The GEN poll was put up in response to the recent controversy over videos purportedly showing doctors from Planned Parenthood discussing the sale of fetal tissues. The poll results were somewhat curious because research on fetal tissue is legal in the United States and has been taking place for about 80 years. In addition, given the need for better medical treatments for such diseases as cancer, Alzheimer’s, and Parkinson’s, there continues to be a high demand for fetal tissue, which also has been critical for the development of novel vaccines. Yet, most of our poll respondents either answered in the negative regarding their use of fetal tissue or said they were unsure of their labs’ policies on the subject.
Now, it might be that researchers simply are reluctant to address the topic at all due in large part to the uproar over the Planned Parenthood videos. Indeed, in an article in BuzzFeed on August 9, out of 70 scientists contacted by the BuzzFeed team, only 6 said they would talk about fetal tissue research in their labs and only if they would [stay] anonymous. “[The] vast majority of scientists who use aborted tissues have shirked from the hot public spotlight,” noted the article. Since the fetal tissue issue is so divisive, many researchers expressed concerns over their own safety and that of their families, and about any fallout that might have repercussions for their company or academic institution.

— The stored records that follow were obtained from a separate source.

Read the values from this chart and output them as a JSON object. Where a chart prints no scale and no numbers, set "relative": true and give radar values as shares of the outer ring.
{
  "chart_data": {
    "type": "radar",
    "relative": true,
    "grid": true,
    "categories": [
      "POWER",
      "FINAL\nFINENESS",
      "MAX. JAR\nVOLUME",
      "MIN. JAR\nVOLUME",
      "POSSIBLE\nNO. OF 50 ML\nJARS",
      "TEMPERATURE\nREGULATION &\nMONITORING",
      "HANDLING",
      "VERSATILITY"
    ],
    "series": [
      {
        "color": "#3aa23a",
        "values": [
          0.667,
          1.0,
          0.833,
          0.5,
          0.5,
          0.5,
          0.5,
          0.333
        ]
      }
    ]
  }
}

The fact remains, however, that no matter what one’s feelings are on fetal tissue research, it’s not against the law, it has received federal support, and federal advisory committees have called fetal tissue research ethical. Many of the objections to fetal tissue research come from Republicans who, for the most part, are anti-choice. Nevertheless, fetal tissue research has not only been funded by the Clinton and Obama administrations, but by the George W. Bush team as well.

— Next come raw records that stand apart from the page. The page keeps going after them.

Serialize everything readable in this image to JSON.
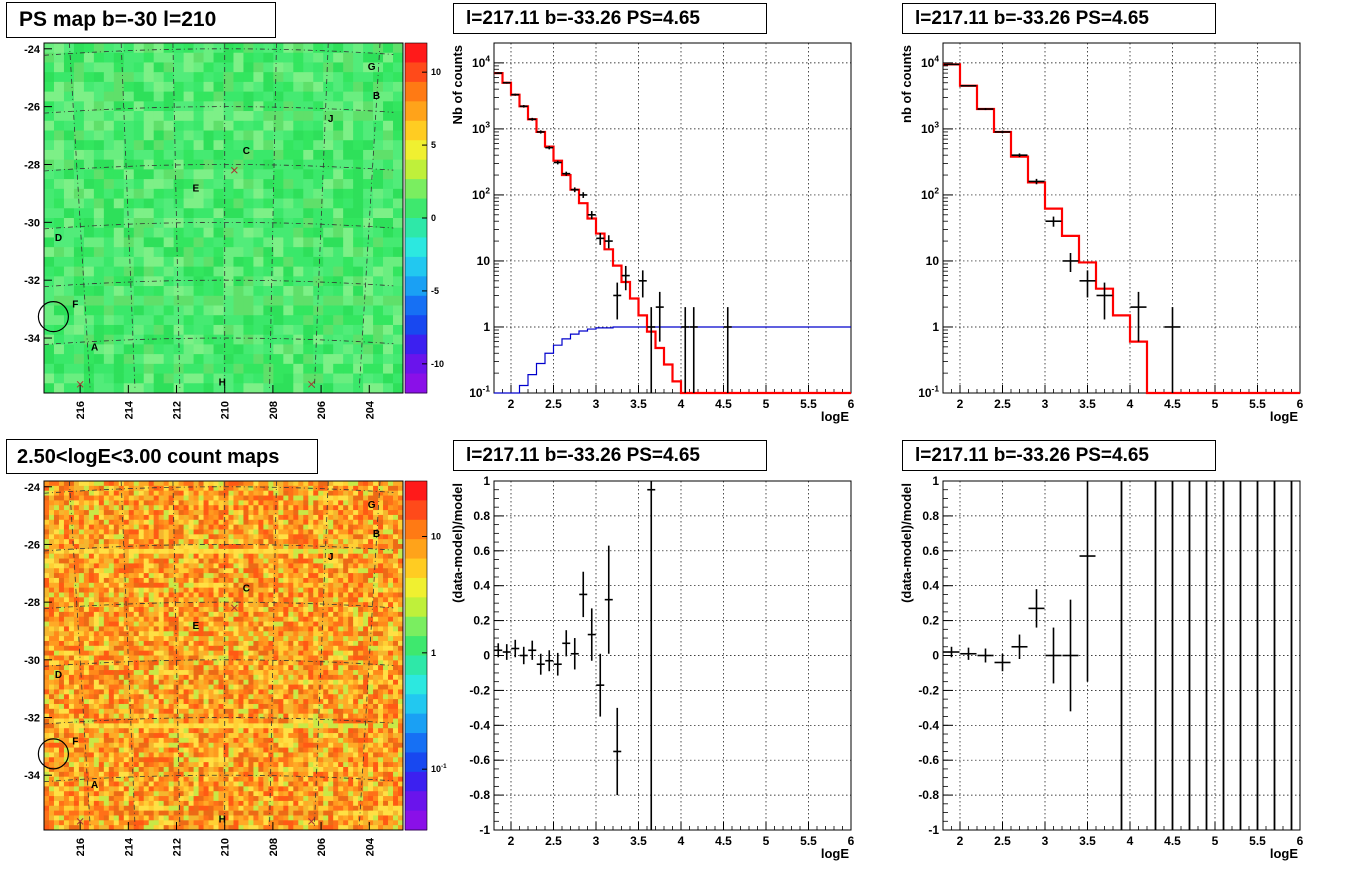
{
  "titles": {
    "map_ps": "PS map b=-30 l=210",
    "map_counts": "2.50<logE<3.00 count maps",
    "spectrum_left": "l=217.11 b=-33.26 PS=4.65",
    "spectrum_right": "l=217.11 b=-33.26 PS=4.65",
    "residual_left": "l=217.11 b=-33.26 PS=4.65",
    "residual_right": "l=217.11 b=-33.26 PS=4.65"
  },
  "colors": {
    "model_line": "#ff0000",
    "acceptance_line": "#0000cc",
    "data_points": "#000000",
    "grid": "#000000"
  },
  "chart_data": [
    {
      "id": "ps_map",
      "type": "heatmap",
      "title": "PS map b=-30 l=210",
      "x_ticks": [
        "216",
        "214",
        "212",
        "210",
        "208",
        "206",
        "204"
      ],
      "xlim": [
        217.5,
        202.6
      ],
      "y_ticks": [
        "-24",
        "-26",
        "-28",
        "-30",
        "-32",
        "-34"
      ],
      "ylim": [
        -35.9,
        -23.8
      ],
      "colorbar_ticks": [
        "10",
        "5",
        "0",
        "-5",
        "-10"
      ],
      "colorbar_range": [
        -12,
        12
      ],
      "source_labels": [
        {
          "name": "G",
          "l": 203.9,
          "b": -24.6
        },
        {
          "name": "B",
          "l": 203.7,
          "b": -25.6
        },
        {
          "name": "J",
          "l": 205.6,
          "b": -26.4
        },
        {
          "name": "C",
          "l": 209.1,
          "b": -27.5
        },
        {
          "name": "E",
          "l": 211.2,
          "b": -28.8
        },
        {
          "name": "D",
          "l": 216.9,
          "b": -30.5
        },
        {
          "name": "F",
          "l": 216.2,
          "b": -32.8
        },
        {
          "name": "A",
          "l": 215.4,
          "b": -34.3
        },
        {
          "name": "H",
          "l": 210.1,
          "b": -35.5
        }
      ],
      "crosses": [
        {
          "l": 209.6,
          "b": -28.2
        },
        {
          "l": 216.0,
          "b": -35.6
        },
        {
          "l": 206.4,
          "b": -35.6
        }
      ],
      "circle": {
        "l": 217.11,
        "b": -33.26
      }
    },
    {
      "id": "count_map",
      "type": "heatmap",
      "title": "2.50<logE<3.00 count maps",
      "x_ticks": [
        "216",
        "214",
        "212",
        "210",
        "208",
        "206",
        "204"
      ],
      "xlim": [
        217.5,
        202.6
      ],
      "y_ticks": [
        "-24",
        "-26",
        "-28",
        "-30",
        "-32",
        "-34"
      ],
      "ylim": [
        -35.9,
        -23.8
      ],
      "colorbar_ticks": [
        "10",
        "1",
        "10-1"
      ],
      "colorbar_range": [
        0.03,
        30
      ],
      "source_labels": [
        {
          "name": "G",
          "l": 203.9,
          "b": -24.6
        },
        {
          "name": "B",
          "l": 203.7,
          "b": -25.6
        },
        {
          "name": "J",
          "l": 205.6,
          "b": -26.4
        },
        {
          "name": "C",
          "l": 209.1,
          "b": -27.5
        },
        {
          "name": "E",
          "l": 211.2,
          "b": -28.8
        },
        {
          "name": "D",
          "l": 216.9,
          "b": -30.5
        },
        {
          "name": "F",
          "l": 216.2,
          "b": -32.8
        },
        {
          "name": "A",
          "l": 215.4,
          "b": -34.3
        },
        {
          "name": "H",
          "l": 210.1,
          "b": -35.5
        }
      ],
      "crosses": [
        {
          "l": 209.6,
          "b": -28.2
        },
        {
          "l": 216.0,
          "b": -35.6
        },
        {
          "l": 206.4,
          "b": -35.6
        }
      ],
      "circle": {
        "l": 217.11,
        "b": -33.26
      }
    },
    {
      "id": "spectrum_left",
      "type": "line",
      "title": "l=217.11 b=-33.26 PS=4.65",
      "xlabel": "logE",
      "ylabel": "Nb of counts",
      "xlim": [
        1.8,
        6
      ],
      "ylim": [
        0.1,
        20000
      ],
      "log_y": true,
      "x_ticks": [
        "2",
        "2.5",
        "3",
        "3.5",
        "4",
        "4.5",
        "5",
        "5.5",
        "6"
      ],
      "y_ticks": [
        "10-1",
        "1",
        "10",
        "102",
        "103",
        "104"
      ],
      "grid": true,
      "model_steps": [
        {
          "x0": 1.8,
          "x1": 1.9,
          "y": 7000
        },
        {
          "x0": 1.9,
          "x1": 2.0,
          "y": 5000
        },
        {
          "x0": 2.0,
          "x1": 2.1,
          "y": 3300
        },
        {
          "x0": 2.1,
          "x1": 2.2,
          "y": 2200
        },
        {
          "x0": 2.2,
          "x1": 2.3,
          "y": 1400
        },
        {
          "x0": 2.3,
          "x1": 2.4,
          "y": 900
        },
        {
          "x0": 2.4,
          "x1": 2.5,
          "y": 540
        },
        {
          "x0": 2.5,
          "x1": 2.6,
          "y": 330
        },
        {
          "x0": 2.6,
          "x1": 2.7,
          "y": 200
        },
        {
          "x0": 2.7,
          "x1": 2.8,
          "y": 120
        },
        {
          "x0": 2.8,
          "x1": 2.9,
          "y": 75
        },
        {
          "x0": 2.9,
          "x1": 3.0,
          "y": 44
        },
        {
          "x0": 3.0,
          "x1": 3.1,
          "y": 26
        },
        {
          "x0": 3.1,
          "x1": 3.2,
          "y": 15
        },
        {
          "x0": 3.2,
          "x1": 3.3,
          "y": 8.5
        },
        {
          "x0": 3.3,
          "x1": 3.4,
          "y": 4.8
        },
        {
          "x0": 3.4,
          "x1": 3.5,
          "y": 2.7
        },
        {
          "x0": 3.5,
          "x1": 3.6,
          "y": 1.5
        },
        {
          "x0": 3.6,
          "x1": 3.7,
          "y": 0.85
        },
        {
          "x0": 3.7,
          "x1": 3.8,
          "y": 0.48
        },
        {
          "x0": 3.8,
          "x1": 3.9,
          "y": 0.27
        },
        {
          "x0": 3.9,
          "x1": 4.0,
          "y": 0.15
        },
        {
          "x0": 4.0,
          "x1": 6.0,
          "y": 0.1
        }
      ],
      "acceptance_steps": [
        {
          "x0": 1.8,
          "x1": 2.1,
          "y": 0.1
        },
        {
          "x0": 2.1,
          "x1": 2.2,
          "y": 0.13
        },
        {
          "x0": 2.2,
          "x1": 2.3,
          "y": 0.19
        },
        {
          "x0": 2.3,
          "x1": 2.4,
          "y": 0.28
        },
        {
          "x0": 2.4,
          "x1": 2.5,
          "y": 0.4
        },
        {
          "x0": 2.5,
          "x1": 2.6,
          "y": 0.53
        },
        {
          "x0": 2.6,
          "x1": 2.7,
          "y": 0.66
        },
        {
          "x0": 2.7,
          "x1": 2.8,
          "y": 0.78
        },
        {
          "x0": 2.8,
          "x1": 2.9,
          "y": 0.87
        },
        {
          "x0": 2.9,
          "x1": 3.0,
          "y": 0.93
        },
        {
          "x0": 3.0,
          "x1": 3.2,
          "y": 0.97
        },
        {
          "x0": 3.2,
          "x1": 6.0,
          "y": 1.0
        }
      ],
      "points": [
        {
          "x": 1.85,
          "y": 7000,
          "ylo": 6800,
          "yhi": 7200
        },
        {
          "x": 1.95,
          "y": 5000,
          "ylo": 4850,
          "yhi": 5150
        },
        {
          "x": 2.05,
          "y": 3300,
          "ylo": 3180,
          "yhi": 3420
        },
        {
          "x": 2.15,
          "y": 2200,
          "ylo": 2100,
          "yhi": 2300
        },
        {
          "x": 2.25,
          "y": 1400,
          "ylo": 1330,
          "yhi": 1470
        },
        {
          "x": 2.35,
          "y": 900,
          "ylo": 850,
          "yhi": 950
        },
        {
          "x": 2.45,
          "y": 520,
          "ylo": 490,
          "yhi": 550
        },
        {
          "x": 2.55,
          "y": 310,
          "ylo": 290,
          "yhi": 330
        },
        {
          "x": 2.65,
          "y": 210,
          "ylo": 195,
          "yhi": 225
        },
        {
          "x": 2.75,
          "y": 120,
          "ylo": 110,
          "yhi": 130
        },
        {
          "x": 2.85,
          "y": 100,
          "ylo": 90,
          "yhi": 110
        },
        {
          "x": 2.95,
          "y": 50,
          "ylo": 43,
          "yhi": 57
        },
        {
          "x": 3.05,
          "y": 22,
          "ylo": 17.5,
          "yhi": 26.5
        },
        {
          "x": 3.15,
          "y": 20,
          "ylo": 15.5,
          "yhi": 24.5
        },
        {
          "x": 3.25,
          "y": 3,
          "ylo": 1.3,
          "yhi": 4.7
        },
        {
          "x": 3.35,
          "y": 6,
          "ylo": 3.6,
          "yhi": 8.4
        },
        {
          "x": 3.55,
          "y": 5,
          "ylo": 2.8,
          "yhi": 7.2
        },
        {
          "x": 3.65,
          "y": 1,
          "ylo": 0.1,
          "yhi": 2
        },
        {
          "x": 3.75,
          "y": 2,
          "ylo": 0.6,
          "yhi": 3.4
        },
        {
          "x": 4.05,
          "y": 1,
          "ylo": 0.1,
          "yhi": 2
        },
        {
          "x": 4.15,
          "y": 1,
          "ylo": 0.1,
          "yhi": 2
        },
        {
          "x": 4.55,
          "y": 1,
          "ylo": 0.1,
          "yhi": 2
        }
      ]
    },
    {
      "id": "spectrum_right",
      "type": "line",
      "title": "l=217.11 b=-33.26 PS=4.65",
      "xlabel": "logE",
      "ylabel": "nb of counts",
      "xlim": [
        1.8,
        6
      ],
      "ylim": [
        0.1,
        20000
      ],
      "log_y": true,
      "x_ticks": [
        "2",
        "2.5",
        "3",
        "3.5",
        "4",
        "4.5",
        "5",
        "5.5",
        "6"
      ],
      "y_ticks": [
        "10-1",
        "1",
        "10",
        "102",
        "103",
        "104"
      ],
      "grid": true,
      "model_steps": [
        {
          "x0": 1.8,
          "x1": 2.0,
          "y": 9500
        },
        {
          "x0": 2.0,
          "x1": 2.2,
          "y": 4500
        },
        {
          "x0": 2.2,
          "x1": 2.4,
          "y": 2000
        },
        {
          "x0": 2.4,
          "x1": 2.6,
          "y": 900
        },
        {
          "x0": 2.6,
          "x1": 2.8,
          "y": 380
        },
        {
          "x0": 2.8,
          "x1": 3.0,
          "y": 155
        },
        {
          "x0": 3.0,
          "x1": 3.2,
          "y": 62
        },
        {
          "x0": 3.2,
          "x1": 3.4,
          "y": 24
        },
        {
          "x0": 3.4,
          "x1": 3.6,
          "y": 9.5
        },
        {
          "x0": 3.6,
          "x1": 3.8,
          "y": 3.8
        },
        {
          "x0": 3.8,
          "x1": 4.0,
          "y": 1.5
        },
        {
          "x0": 4.0,
          "x1": 4.2,
          "y": 0.6
        },
        {
          "x0": 4.2,
          "x1": 6.0,
          "y": 0.1
        }
      ],
      "points": [
        {
          "x": 1.9,
          "y": 9500,
          "ylo": 9300,
          "yhi": 9700
        },
        {
          "x": 2.1,
          "y": 4500,
          "ylo": 4380,
          "yhi": 4620
        },
        {
          "x": 2.3,
          "y": 2000,
          "ylo": 1930,
          "yhi": 2070
        },
        {
          "x": 2.5,
          "y": 900,
          "ylo": 860,
          "yhi": 940
        },
        {
          "x": 2.7,
          "y": 400,
          "ylo": 375,
          "yhi": 425
        },
        {
          "x": 2.9,
          "y": 160,
          "ylo": 145,
          "yhi": 175
        },
        {
          "x": 3.1,
          "y": 40,
          "ylo": 33,
          "yhi": 47
        },
        {
          "x": 3.3,
          "y": 10,
          "ylo": 6.8,
          "yhi": 13.2
        },
        {
          "x": 3.5,
          "y": 5,
          "ylo": 2.8,
          "yhi": 7.2
        },
        {
          "x": 3.7,
          "y": 3,
          "ylo": 1.3,
          "yhi": 4.7
        },
        {
          "x": 4.1,
          "y": 2,
          "ylo": 0.6,
          "yhi": 3.4
        },
        {
          "x": 4.5,
          "y": 1,
          "ylo": 0.1,
          "yhi": 2
        }
      ]
    },
    {
      "id": "residual_left",
      "type": "scatter",
      "title": "l=217.11 b=-33.26 PS=4.65",
      "xlabel": "logE",
      "ylabel": "(data-model)/model",
      "xlim": [
        1.8,
        6
      ],
      "ylim": [
        -1,
        1
      ],
      "x_ticks": [
        "2",
        "2.5",
        "3",
        "3.5",
        "4",
        "4.5",
        "5",
        "5.5",
        "6"
      ],
      "y_ticks": [
        "-1",
        "-0.8",
        "-0.6",
        "-0.4",
        "-0.2",
        "0",
        "0.2",
        "0.4",
        "0.6",
        "0.8",
        "1"
      ],
      "grid": true,
      "points": [
        {
          "x": 1.85,
          "y": 0.03,
          "err": 0.04
        },
        {
          "x": 1.95,
          "y": 0.02,
          "err": 0.045
        },
        {
          "x": 2.05,
          "y": 0.04,
          "err": 0.05
        },
        {
          "x": 2.15,
          "y": 0.0,
          "err": 0.05
        },
        {
          "x": 2.25,
          "y": 0.03,
          "err": 0.055
        },
        {
          "x": 2.35,
          "y": -0.05,
          "err": 0.06
        },
        {
          "x": 2.45,
          "y": -0.03,
          "err": 0.06
        },
        {
          "x": 2.55,
          "y": -0.05,
          "err": 0.065
        },
        {
          "x": 2.65,
          "y": 0.07,
          "err": 0.075
        },
        {
          "x": 2.75,
          "y": 0.01,
          "err": 0.09
        },
        {
          "x": 2.85,
          "y": 0.35,
          "err": 0.13
        },
        {
          "x": 2.95,
          "y": 0.12,
          "err": 0.15
        },
        {
          "x": 3.05,
          "y": -0.17,
          "err": 0.18
        },
        {
          "x": 3.15,
          "y": 0.32,
          "err": 0.31
        },
        {
          "x": 3.25,
          "y": -0.55,
          "err": 0.25
        },
        {
          "x": 3.65,
          "y": 0.95,
          "err": 2.0
        }
      ]
    },
    {
      "id": "residual_right",
      "type": "scatter",
      "title": "l=217.11 b=-33.26 PS=4.65",
      "xlabel": "logE",
      "ylabel": "(data-model)/model",
      "xlim": [
        1.8,
        6
      ],
      "ylim": [
        -1,
        1
      ],
      "x_ticks": [
        "2",
        "2.5",
        "3",
        "3.5",
        "4",
        "4.5",
        "5",
        "5.5",
        "6"
      ],
      "y_ticks": [
        "-1",
        "-0.8",
        "-0.6",
        "-0.4",
        "-0.2",
        "0",
        "0.2",
        "0.4",
        "0.6",
        "0.8",
        "1"
      ],
      "grid": true,
      "points": [
        {
          "x": 1.9,
          "y": 0.02,
          "err": 0.03
        },
        {
          "x": 2.1,
          "y": 0.01,
          "err": 0.035
        },
        {
          "x": 2.3,
          "y": 0.0,
          "err": 0.04
        },
        {
          "x": 2.5,
          "y": -0.04,
          "err": 0.05
        },
        {
          "x": 2.7,
          "y": 0.05,
          "err": 0.07
        },
        {
          "x": 2.9,
          "y": 0.27,
          "err": 0.11
        },
        {
          "x": 3.1,
          "y": 0.0,
          "err": 0.16
        },
        {
          "x": 3.3,
          "y": 0.0,
          "err": 0.32
        },
        {
          "x": 3.5,
          "y": 0.57,
          "err": 0.72
        }
      ],
      "full_bars_x": [
        3.9,
        4.3,
        4.5,
        4.7,
        4.9,
        5.1,
        5.3,
        5.5,
        5.7,
        5.9
      ]
    }
  ]
}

Jake Tapper, writing online in Salon on January 14, 2000, noted that Sen. John McCain (R-AZ) voted in 1992 to overturn a temporary Reagan Administration ban on fetal tissue research that had been issued in 1988. Tapper quoted Sen. McCain as saying, “My abhorrence for the practice of abortion is unquestionable. Yet, my abhorrence for these diseases and the suffering they cause is just as strong.” It’s doubtful that most on the opposing sides will ever come to a mutually satisfactory agreement on the use of fetal tissue due to the topic’s contentious nature.
Nathalia Holt, an author and microbiologist who has worked with fetal tissue, dealt with the issue straight on July 30 in the New York Times. “Researchers have no say in whether a fetus is aborted or develops into a human baby; those decision are made by women and shaped by politicians,” she wrote. “Yet their science, performed on discarded tissue, has the ability to save lives. It already has.”